Why Leia was going to Tatooine (Score:3, Interesting)
But then this raises the question of how Princess Leia knows who Obi-Wan Kenobi is, or how she knows that he is located on Tatooine. The end of Episode III tells us that Bail Organa knows this information, and so we need to conclude that he told his daughter. But this raises a startling additional point: Organa also knew that Luke Skywalker was in residence on Tatooine. It coule be that Organa has decided, now that Luke will also be of age, to call in Obi-Wan and Luke to assist the Rebellion. Since none of this is given in the narrative, it isn't very likely that this is Lucas's intent. It is perhaps more likely that Leia has a letter from her dad on the ship that says "Open in case of being marooned on Tatooine - it happens more often than you might think." Or maybe she had an emergency call back home and said "I've blown a tire near Tatooine, who can help me nearby?" Nevertheless, it is interesting to speculate about the possible motives for sending Leia to Obi-Wan at this point in the history of the Rebellion.
Re:That's no trilogy... (Score:3, Interesting)
Re:Is it serious or a joke? (Score:2, Interesting)
Authorial intent is unknowable.
On the first point: how can anyone (excepting, of course, the author) KNOW (in the savoir sense, not the connaitre sense) what the author's intent really was? And once you've rationalized that, I invite you to explain the effect that the editor and (in some cases) translator have on it. The book that you see on the shelf is NEVER the exact words that the author wrote. It's not possible. On top of that, how do you then account for translations? Is One Hundred Years of Solitude in the original Spanish be the exact same text as One Hundred Years of Solitude in English? No, it can't be. Living languages do not directly map to each other - just run a random document through Babelfish if you want proof. Therefore, the translator has just as much stake in "authorial intent" as the original author, seeing as he becomes the arbiter of idomatic speech and nuance.
But wait, there's more:
Reading is an active, not passive, activity. When you read you are, in effect, translating. While language does frame our thought patterns, pure thought is far more expansive that words (Kant calls it the notion of the Sublime). Therefore, when reading you are actively translating the words on the page into the larger meta-language of your own personal experience. So you too are doing your part to obscure authorial intent just be reading. Fun little paradox, no?

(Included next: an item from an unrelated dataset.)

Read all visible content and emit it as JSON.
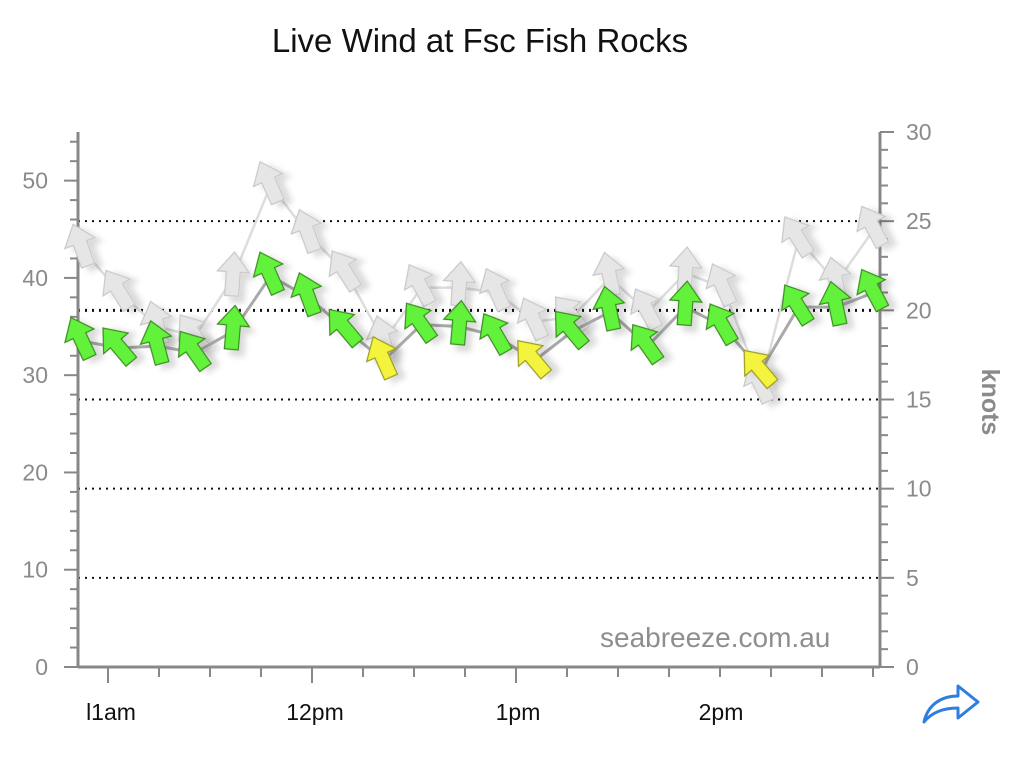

Ergo, authorial intent is a sham.
And since it's a sham, why not play games with the text and see what turns up? There are any number of equally valid "truths" contained within a text depending on which way you choose to look at it. The value of PoMo criticism is in exposing yourself to alternate interpretations and viewpoints - you know, broadening your horizons. You don't have to agree with them, but an interesting argument you don't believe in can be one of the best ways to uncover what you really do believe.
*whew*
That said, anyone who attempts to sell ANY piece of literary criticism as "capital T" Truth is full of crap.
End of rant.
Re:I stopped reading... (Score:3, Interesting)
That was her friggin mission for crying out loud. She knew exactly where the ship was and Leia probably instructed the captain to come out of light speed as close to the planet as possible in order to facilitate the escape of the droid she gave the plans to. Hell she probably gave R2 the information he needed to put the escape pod down in the correct region of the planet to find Obi Wan.
The moment the author of this piece said "What are the odds" I wrote him off completely. Yes there were coincidences that the story relied upon. This wasn't one of them.
He's not knowledgable enough about the subject matter to speak (or rather "write") intelligently about it.